Afterwards, the head teacher invited me to the lunch with the honored guests, where the offerings included goat, chicken and offals, plus nshima dispensed out of a (presumably clean) garbage can.
I took Tuesday off.

Saturday, June 14, 2008


we finally got our new bikes last week. This means we no longer share one, a huge improvement in our quality of life. We celebrated by riding them home from chipata, a five hour trek.
I have already had my first flat tire. I was prepared to fix it myself with my pc issued pump and patch kit but Zambian men can not abide a damsel in distress so several stopped to help. And to get a look at the highly coveted trek mountain bike, i suspect. A guy appropriately named gabriel got me back on the road.
A few days earlier we had another mishap when our approach caused a kid to steer his ox cart into a pothole. The hitch came loose and the ox ran into the ditch.
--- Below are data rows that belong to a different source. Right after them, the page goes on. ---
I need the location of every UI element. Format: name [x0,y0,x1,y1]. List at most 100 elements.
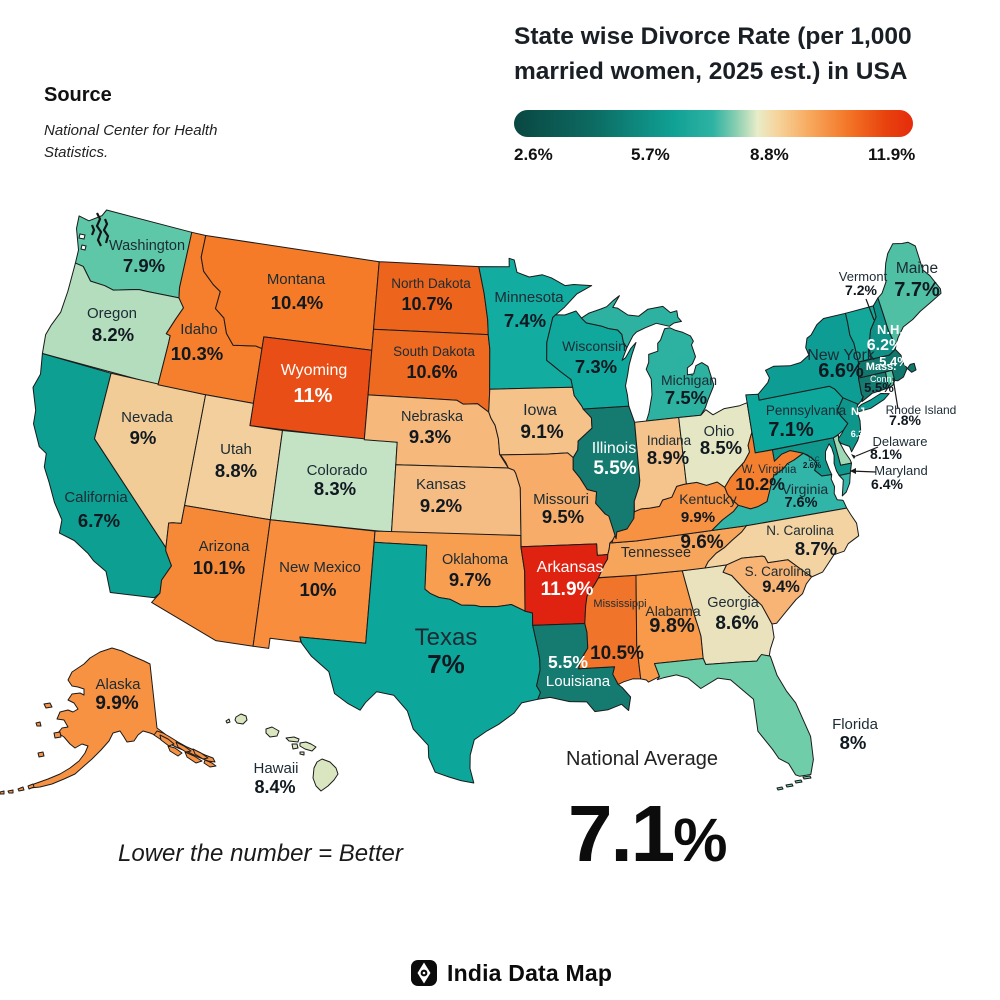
svg-text:Kentucky: Kentucky [679,491,737,507]
svg-text:8.7%: 8.7% [795,538,837,559]
svg-text:Tennessee: Tennessee [621,545,691,561]
svg-text:Ohio: Ohio [704,424,735,440]
svg-text:10.4%: 10.4% [271,292,323,313]
svg-text:D.C: D.C [808,456,820,463]
svg-text:7.6%: 7.6% [784,495,817,511]
svg-text:11.9%: 11.9% [541,579,594,600]
svg-text:Utah: Utah [220,441,252,458]
svg-text:Pennsylvania: Pennsylvania [766,403,847,418]
svg-text:2.6%: 2.6% [803,461,821,470]
svg-text:7.5%: 7.5% [665,387,707,408]
svg-text:5.4%: 5.4% [879,354,909,369]
svg-text:Vermont: Vermont [839,269,888,284]
svg-text:Louisiana: Louisiana [546,673,611,690]
svg-text:5.5%: 5.5% [548,652,588,672]
svg-text:6.3%: 6.3% [851,429,872,439]
svg-text:Missouri: Missouri [533,491,589,508]
svg-text:Montana: Montana [267,271,326,288]
svg-text:Maine: Maine [896,260,938,277]
svg-text:W. Virginia: W. Virginia [742,464,797,476]
svg-text:N.H.: N.H. [877,322,903,337]
svg-text:Illinois: Illinois [592,440,636,457]
svg-text:Mississippi: Mississippi [593,598,646,610]
svg-text:California: California [64,489,128,506]
svg-text:8.6%: 8.6% [715,613,758,634]
svg-text:7.3%: 7.3% [575,356,617,377]
svg-text:5.5%: 5.5% [864,380,894,395]
svg-text:8.2%: 8.2% [92,324,134,345]
svg-text:10.6%: 10.6% [406,362,457,382]
svg-text:9.4%: 9.4% [762,578,800,596]
svg-text:10.2%: 10.2% [735,474,785,494]
svg-text:Georgia: Georgia [707,595,760,611]
svg-text:Arkansas: Arkansas [537,559,604,576]
svg-text:S. Carolina: S. Carolina [745,564,812,579]
svg-text:Hawaii: Hawaii [253,760,298,777]
svg-text:Florida: Florida [832,716,879,733]
svg-text:Oklahoma: Oklahoma [442,552,509,568]
svg-text:7.4%: 7.4% [504,310,546,331]
svg-text:7.1%: 7.1% [768,419,814,441]
svg-text:7.7%: 7.7% [894,279,940,301]
svg-text:Nevada: Nevada [121,409,173,426]
svg-text:7.9%: 7.9% [123,255,165,276]
svg-text:10.1%: 10.1% [193,557,245,578]
svg-text:9.6%: 9.6% [680,532,723,553]
svg-text:Minnesota: Minnesota [494,289,564,306]
svg-text:6.6%: 6.6% [818,360,864,382]
svg-text:7.2%: 7.2% [845,282,877,298]
svg-text:9.8%: 9.8% [649,615,695,637]
svg-text:Alabama: Alabama [645,603,700,619]
svg-text:8.1%: 8.1% [870,446,902,462]
svg-text:9.3%: 9.3% [409,426,451,447]
svg-text:Conn.: Conn. [870,374,894,384]
svg-text:Michigan: Michigan [661,372,717,388]
svg-text:Nebraska: Nebraska [401,409,464,425]
svg-text:Arizona: Arizona [199,538,251,555]
svg-text:North Dakota: North Dakota [391,276,471,291]
svg-text:Maryland: Maryland [874,463,927,478]
svg-text:7%: 7% [427,649,465,679]
svg-text:7.8%: 7.8% [889,412,921,428]
svg-text:9%: 9% [130,427,157,448]
svg-text:Indiana: Indiana [647,433,692,448]
svg-text:Washington: Washington [109,238,185,254]
svg-text:Delaware: Delaware [873,434,928,449]
svg-text:Colorado: Colorado [307,462,368,479]
svg-text:8.9%: 8.9% [647,447,689,468]
svg-text:6.7%: 6.7% [78,510,120,531]
svg-text:11%: 11% [294,385,333,407]
svg-text:8.8%: 8.8% [215,460,257,481]
svg-text:6.4%: 6.4% [871,476,903,492]
svg-text:N. Carolina: N. Carolina [766,523,834,538]
svg-text:10%: 10% [299,579,336,600]
svg-text:Iowa: Iowa [523,402,557,419]
svg-text:8%: 8% [840,732,867,753]
svg-text:Kansas: Kansas [416,476,466,493]
svg-text:9.1%: 9.1% [520,422,563,443]
svg-text:9.2%: 9.2% [420,495,462,516]
svg-text:10.5%: 10.5% [590,643,644,664]
svg-text:9.9%: 9.9% [681,509,715,526]
svg-text:10.7%: 10.7% [401,294,452,314]
svg-text:Texas: Texas [415,624,478,651]
svg-text:New Mexico: New Mexico [279,559,361,576]
svg-text:Wyoming: Wyoming [281,362,348,379]
svg-text:8.5%: 8.5% [700,437,742,458]
svg-text:9.7%: 9.7% [449,569,491,590]
svg-text:8.3%: 8.3% [314,478,356,499]
svg-text:Wisconsin: Wisconsin [562,338,626,354]
svg-text:Idaho: Idaho [180,321,218,338]
svg-text:9.5%: 9.5% [542,506,584,527]
svg-text:Virginia: Virginia [782,481,829,497]
svg-text:8.4%: 8.4% [254,777,295,797]
svg-text:Alaska: Alaska [95,676,141,693]
svg-text:9.9%: 9.9% [95,693,138,714]
svg-text:South Dakota: South Dakota [393,344,475,359]
svg-text:NJ: NJ [851,406,865,418]
svg-text:5.5%: 5.5% [593,458,636,479]
svg-text:10.3%: 10.3% [171,343,223,364]
svg-text:Rhode Island: Rhode Island [886,403,957,417]
svg-text:New York: New York [807,347,876,364]
svg-text:6.2%: 6.2% [867,337,903,354]
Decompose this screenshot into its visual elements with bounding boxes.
We stopped along with several Zambians of course and got it fixed.
Luckily the bikes came with shiny new helmets too. Hazards abound. And opportunities.

Thursday, June 12, 2008

Nature Report

Every night when I brush my teeth, I get to look at stars, including the dense swath of Milky Way I never knew I couldn’t see back home. Also, we get buzzed by bats when we sit on the hammock for our evening wine and sunset ritual. Rough life, I know.
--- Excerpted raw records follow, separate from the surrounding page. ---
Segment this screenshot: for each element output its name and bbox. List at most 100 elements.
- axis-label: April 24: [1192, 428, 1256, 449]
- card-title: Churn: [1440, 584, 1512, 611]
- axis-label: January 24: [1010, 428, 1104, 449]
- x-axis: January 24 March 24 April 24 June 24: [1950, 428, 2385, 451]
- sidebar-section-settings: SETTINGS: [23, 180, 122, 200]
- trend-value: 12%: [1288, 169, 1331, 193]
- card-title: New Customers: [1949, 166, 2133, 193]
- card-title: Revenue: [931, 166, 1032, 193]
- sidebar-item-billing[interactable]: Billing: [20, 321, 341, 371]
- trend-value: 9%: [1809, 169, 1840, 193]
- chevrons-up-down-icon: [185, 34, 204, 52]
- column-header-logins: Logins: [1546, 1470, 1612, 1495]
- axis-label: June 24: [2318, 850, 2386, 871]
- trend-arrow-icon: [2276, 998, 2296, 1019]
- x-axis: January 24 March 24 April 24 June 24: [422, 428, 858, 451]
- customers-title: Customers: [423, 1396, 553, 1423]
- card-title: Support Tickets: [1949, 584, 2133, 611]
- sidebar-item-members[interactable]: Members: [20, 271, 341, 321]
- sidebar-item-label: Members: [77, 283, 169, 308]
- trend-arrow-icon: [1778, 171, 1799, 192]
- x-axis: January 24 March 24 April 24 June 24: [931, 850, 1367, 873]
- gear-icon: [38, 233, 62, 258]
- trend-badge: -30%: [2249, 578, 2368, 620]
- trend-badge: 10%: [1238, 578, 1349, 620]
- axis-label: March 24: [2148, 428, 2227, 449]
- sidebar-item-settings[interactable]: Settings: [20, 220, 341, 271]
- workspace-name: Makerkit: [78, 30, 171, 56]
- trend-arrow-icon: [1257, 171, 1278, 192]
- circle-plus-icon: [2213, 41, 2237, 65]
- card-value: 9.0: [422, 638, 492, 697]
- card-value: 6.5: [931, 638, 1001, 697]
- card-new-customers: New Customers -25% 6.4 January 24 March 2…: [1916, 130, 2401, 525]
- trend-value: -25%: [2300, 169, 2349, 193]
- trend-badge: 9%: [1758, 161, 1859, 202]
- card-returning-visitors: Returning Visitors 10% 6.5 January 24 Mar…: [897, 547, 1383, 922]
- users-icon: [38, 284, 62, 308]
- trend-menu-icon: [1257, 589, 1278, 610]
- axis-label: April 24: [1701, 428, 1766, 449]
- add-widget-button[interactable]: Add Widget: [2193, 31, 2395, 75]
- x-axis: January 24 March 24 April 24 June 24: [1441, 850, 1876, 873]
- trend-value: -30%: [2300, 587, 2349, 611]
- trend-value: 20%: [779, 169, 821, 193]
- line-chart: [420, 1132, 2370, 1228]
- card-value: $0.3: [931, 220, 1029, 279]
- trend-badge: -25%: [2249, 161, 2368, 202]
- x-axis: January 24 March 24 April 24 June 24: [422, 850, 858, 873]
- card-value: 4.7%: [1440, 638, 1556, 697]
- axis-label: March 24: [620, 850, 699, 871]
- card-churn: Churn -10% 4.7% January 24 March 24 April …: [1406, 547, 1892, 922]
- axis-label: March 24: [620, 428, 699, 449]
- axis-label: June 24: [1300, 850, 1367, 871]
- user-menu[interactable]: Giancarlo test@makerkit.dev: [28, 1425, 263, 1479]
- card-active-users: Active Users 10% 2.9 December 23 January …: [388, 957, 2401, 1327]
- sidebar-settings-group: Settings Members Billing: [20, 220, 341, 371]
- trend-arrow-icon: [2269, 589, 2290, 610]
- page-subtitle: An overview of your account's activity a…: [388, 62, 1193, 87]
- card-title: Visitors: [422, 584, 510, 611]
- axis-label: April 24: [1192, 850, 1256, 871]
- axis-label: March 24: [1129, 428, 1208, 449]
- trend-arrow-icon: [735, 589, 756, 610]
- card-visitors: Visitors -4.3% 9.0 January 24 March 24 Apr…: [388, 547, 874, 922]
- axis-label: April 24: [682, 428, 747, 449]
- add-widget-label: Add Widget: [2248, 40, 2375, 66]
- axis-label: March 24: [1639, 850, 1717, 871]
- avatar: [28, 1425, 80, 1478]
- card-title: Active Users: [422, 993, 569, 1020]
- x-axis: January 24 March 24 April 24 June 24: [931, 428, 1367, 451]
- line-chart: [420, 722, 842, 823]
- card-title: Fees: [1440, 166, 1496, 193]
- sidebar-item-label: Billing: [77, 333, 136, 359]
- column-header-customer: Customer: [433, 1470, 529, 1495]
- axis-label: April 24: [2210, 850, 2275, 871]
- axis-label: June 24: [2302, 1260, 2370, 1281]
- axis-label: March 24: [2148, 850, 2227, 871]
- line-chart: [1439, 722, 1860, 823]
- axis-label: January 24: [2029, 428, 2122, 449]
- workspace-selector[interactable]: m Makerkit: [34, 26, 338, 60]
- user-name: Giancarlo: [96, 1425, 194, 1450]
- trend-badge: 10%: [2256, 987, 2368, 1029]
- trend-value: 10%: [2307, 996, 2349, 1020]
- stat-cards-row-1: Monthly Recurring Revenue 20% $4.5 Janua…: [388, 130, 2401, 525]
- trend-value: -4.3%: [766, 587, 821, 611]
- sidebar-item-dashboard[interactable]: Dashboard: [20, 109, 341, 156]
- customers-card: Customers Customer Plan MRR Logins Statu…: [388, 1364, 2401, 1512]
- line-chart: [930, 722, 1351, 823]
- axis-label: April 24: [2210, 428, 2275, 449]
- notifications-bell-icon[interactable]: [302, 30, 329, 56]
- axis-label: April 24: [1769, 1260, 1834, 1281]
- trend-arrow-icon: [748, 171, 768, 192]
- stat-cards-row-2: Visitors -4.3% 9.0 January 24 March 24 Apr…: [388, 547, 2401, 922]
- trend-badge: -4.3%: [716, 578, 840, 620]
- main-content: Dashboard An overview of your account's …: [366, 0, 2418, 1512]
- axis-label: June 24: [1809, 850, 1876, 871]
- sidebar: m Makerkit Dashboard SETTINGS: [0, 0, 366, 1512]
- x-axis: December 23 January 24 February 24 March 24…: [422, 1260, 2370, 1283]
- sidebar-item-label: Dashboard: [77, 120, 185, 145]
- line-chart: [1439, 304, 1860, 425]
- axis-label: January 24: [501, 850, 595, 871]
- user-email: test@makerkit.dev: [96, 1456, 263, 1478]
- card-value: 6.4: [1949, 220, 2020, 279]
There is no trash here except what is truly trash, but Trevor and I have still managed to start dumpster diving. We’ve started burning corn cobs for fuel, an endless supply of which our neighbors are chucking as they hull corn. Why they don’t save them for their own use, we don’t know, but we’ve been grabbing and hoarding them beforethey have a chance to burn them.

Thursday, June 5, 2008


A few years ago the New York Times magazine ran a great piece following a t-shirt from a New York thrift store to an African market. We have taken our place in that cycle, from the sacks I delivered to the Salvation Army during our move to the shirt I am wearing today. I bought it out of a pile on the street in Chipata for 1500 kwacha, about 40 cents. It had a thrift tag stapled on marking it down from a buck seventy nine. I washed it but it still smells like a thrift store. Trevor saw a guy in a shirt from Tuscaloosa, where we went to grad school. Soon we will see something we donated ourselves and will have to decide if we should buy it back.


We've been in zambia three months now. I have finally stopped patting the wall for a light switch every time I enter a darkened room.
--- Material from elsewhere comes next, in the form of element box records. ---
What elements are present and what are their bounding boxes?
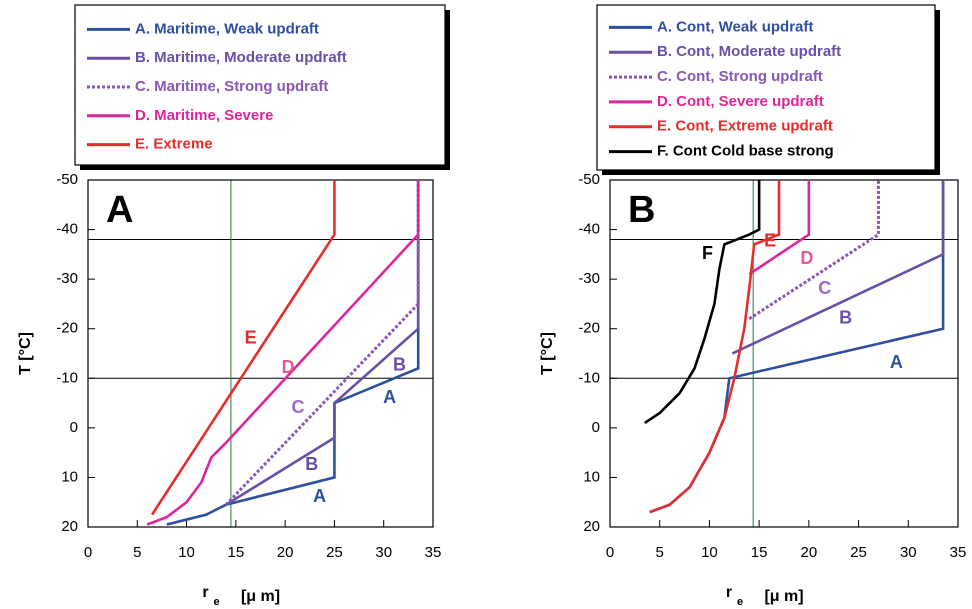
x-tick-label: 15 [751, 544, 768, 561]
y-tick-label: 20 [583, 518, 600, 535]
curve-label: C [291, 397, 304, 417]
x-tick-label: 10 [178, 544, 195, 561]
series-line [644, 180, 761, 424]
legend-label: B. Maritime, Moderate updraft [135, 49, 347, 66]
curve-label: B [839, 308, 852, 328]
x-tick-label: 25 [326, 544, 343, 561]
series-line [731, 180, 945, 355]
y-tick-label: 0 [592, 419, 600, 436]
x-tick-label: 0 [606, 544, 614, 561]
legend-label: F. Cont Cold base strong [657, 143, 834, 160]
legend-label: C. Cont, Strong updraft [657, 68, 823, 85]
curve-label: B [393, 355, 406, 375]
x-tick-label: 15 [228, 544, 245, 561]
y-tick-label: 0 [70, 419, 78, 436]
series-line [649, 180, 945, 514]
x-tick-label: 25 [850, 544, 867, 561]
panel-label: B [628, 189, 655, 231]
x-tick-label: 5 [133, 544, 141, 561]
curve-label: B [305, 454, 318, 474]
y-tick-label: -10 [56, 369, 78, 386]
y-tick-label: -50 [56, 171, 78, 188]
x-tick-label: 20 [277, 544, 294, 561]
legend-label: A. Cont, Weak updraft [657, 18, 813, 35]
y-tick-label: -40 [56, 221, 78, 238]
series-line [748, 180, 811, 276]
x-tick-label: 30 [900, 544, 917, 561]
y-tick-label: -50 [578, 171, 600, 188]
series-line [166, 180, 420, 526]
x-axis-label-subscript: e [737, 596, 743, 608]
x-axis-label: r [202, 584, 208, 601]
curve-label: F [702, 243, 713, 263]
x-tick-label: 20 [801, 544, 818, 561]
series-line [748, 180, 880, 321]
series-line [146, 180, 420, 526]
y-tick-label: 10 [61, 468, 78, 485]
y-tick-label: -20 [56, 320, 78, 337]
panel-label: A [106, 189, 133, 231]
curve-label: A [890, 352, 903, 372]
curve-label: D [800, 248, 813, 268]
curve-label: C [818, 278, 831, 298]
legend [74, 4, 446, 166]
y-tick-label: -40 [578, 221, 600, 238]
curve-label: E [245, 327, 257, 347]
curve-label: A [383, 387, 396, 407]
x-axis-label-subscript: e [213, 596, 219, 608]
x-tick-label: 30 [375, 544, 392, 561]
legend-label: C. Maritime, Strong updraft [135, 78, 328, 95]
y-axis-label: T [°C] [17, 332, 34, 375]
legend-label: A. Maritime, Weak updraft [135, 20, 319, 37]
x-tick-label: 35 [950, 544, 967, 561]
x-tick-label: 10 [701, 544, 718, 561]
legend-label: E. Cont, Extreme updraft [657, 118, 833, 135]
y-tick-label: 20 [61, 518, 78, 535]
series-line [150, 180, 336, 516]
series-line [649, 180, 781, 514]
y-tick-label: -20 [578, 320, 600, 337]
curve-label: A [313, 486, 326, 506]
y-tick-label: 10 [583, 468, 600, 485]
x-axis-label: r [726, 584, 732, 601]
y-tick-label: -30 [578, 270, 600, 287]
x-tick-label: 35 [425, 544, 442, 561]
y-tick-label: -10 [578, 369, 600, 386]
x-tick-label: 0 [84, 544, 92, 561]
plot-frame [87, 179, 434, 528]
x-tick-label: 5 [656, 544, 664, 561]
legend [596, 4, 936, 171]
legend-label: D. Cont, Severe updraft [657, 93, 824, 110]
y-tick-label: -30 [56, 270, 78, 287]
y-axis-label: T [°C] [539, 332, 556, 375]
plot-frame [609, 179, 959, 528]
curve-label: E [764, 231, 776, 251]
curve-label: D [282, 357, 295, 377]
legend-label: D. Maritime, Severe [135, 107, 273, 124]
x-axis-label-unit: [μ m] [764, 588, 803, 605]
x-axis-label-unit: [μ m] [241, 588, 280, 605]
legend-label: B. Cont, Moderate updraft [657, 43, 841, 60]
legend-label: E. Extreme [135, 136, 213, 153]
My mom and Trevor's aunt are worried that he is starving.I am happy to report that we are eating very well. Last week in town we made real bagels, inspired by the Encyclopedia of Country Living. Tonight I plan to make cheesy cabbage using powder from Grace. Even now I am snacking on goldfish crackers. Butthis weekend we got the biggest thrill yet when we received a pound of coffee beans from Lea who used her Whole Foods discount. We both huffed the coffee bag. I actuallygot teary. I spent the rest of the weekend daydreaming about whole foods and their carrot cake cupcakes with cream cheese frosting and little piped carrots on top.If any readers out there are fast food kleptos, throw a few packs of splenda into your next letter, ok? Ok thank you! Love lisa

Africa Freedom

Yesterday we went to town hoping to avail ourselves of electricity, but it was Africa Freedom Day so the school was closed. Back home, we hedged our bets and didn't fix lunch. Inevitably the call to shima came soon after. I ate my beans with the women and children as usual. In theory this helps with language. But yesterday I said nothing, just watched our host's sister hull corn by hand. The house is surrounded by sacks of grain but they hardly seem to have made a dent in the pile of corn.